Prevention and control
Unsafe abortion can be prevented through:
- good sexuality education;
- prevention of unintended pregnancy through use of effective contraception, including emergency contraception; and
- provision of safe, legal abortion.
In addition, deaths and disability from unsafe abortion can be reduced through the timely provision of emergency treatment of complications.
In addition to the deaths and disabilities caused by unsafe abortion, there are major social and financial costs to women, families, communities, and health systems. In 2006, it was estimated that $680 million was spent treating serious consequences of unsafe abortion (1). An additional $370 million would be required to fully meet the unmet need for treatment of complications from unsafe abortion (1).
WHO provides global technical and policy guidance on the use of contraception to prevent unintended pregnancy, safe abortion, and treatment of complications from unsafe abortion. In 2012, WHO published updated technical and policy guidance on safe abortion. In 2014, WHO published a clinical practice handbook for safe abortion.
Upon request, WHO provides technical support to countries to adapt sexual and reproductive health guidelines to specific contexts and strengthen national policies and programmes related to contraception and safe abortion care.
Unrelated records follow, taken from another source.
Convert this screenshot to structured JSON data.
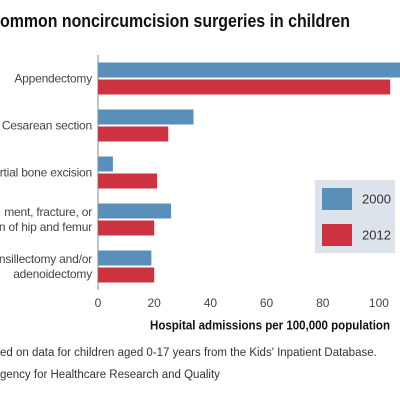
{
  "chart_data": {
    "type": "hbar",
    "title": "ommon noncircumcision surgeries in children",
    "categories": [
      "Appendectomy",
      "Cesarean section",
      "rtial bone excision",
      "ment, fracture, or\nn of hip and femur",
      "nsillectomy and/or\nadenoidectomy"
    ],
    "series": [
      {
        "name": "2000",
        "color": "#5a8fba",
        "values": [
          108,
          34,
          5.3,
          26,
          19
        ]
      },
      {
        "name": "2012",
        "color": "#cc3240",
        "values": [
          104,
          25,
          21,
          20,
          20
        ]
      }
    ],
    "xlim": [
      0,
      107.5
    ],
    "xticks": [
      0,
      20,
      40,
      60,
      80,
      100
    ],
    "xlabel": "Hospital admissions per 100,000 population",
    "notes": [
      "ed on data for children aged 0-17 years from the Kids' Inpatient Database.",
      "gency for Healthcare Research and Quality"
    ],
    "legend": "right",
    "grid": false
  }
}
WHO is a cosponsor of the UNDP/UNFPA/UNICEF/WHO/World Bank Special Programme of Research, Development and Research Training in Human Reproduction, which carries out research on clinical care as well as implementation research on community and health systems approaches to preventing unsafe abortion. It also monitors the global burden of unsafe abortion and its consequences through periodic updates to its estimates of unsafe abortion.
1. Vlassoff et al. Economic impact of unsafe abortion-related morbidity and mortality: evidence and estimation challenges. Brighton, Institute of Development Studies, 2008 (IDS Research Reports 59).
2. Human Rights Committee; Committee Against Torture; Committee on the Elimination of Discrimination Against Women.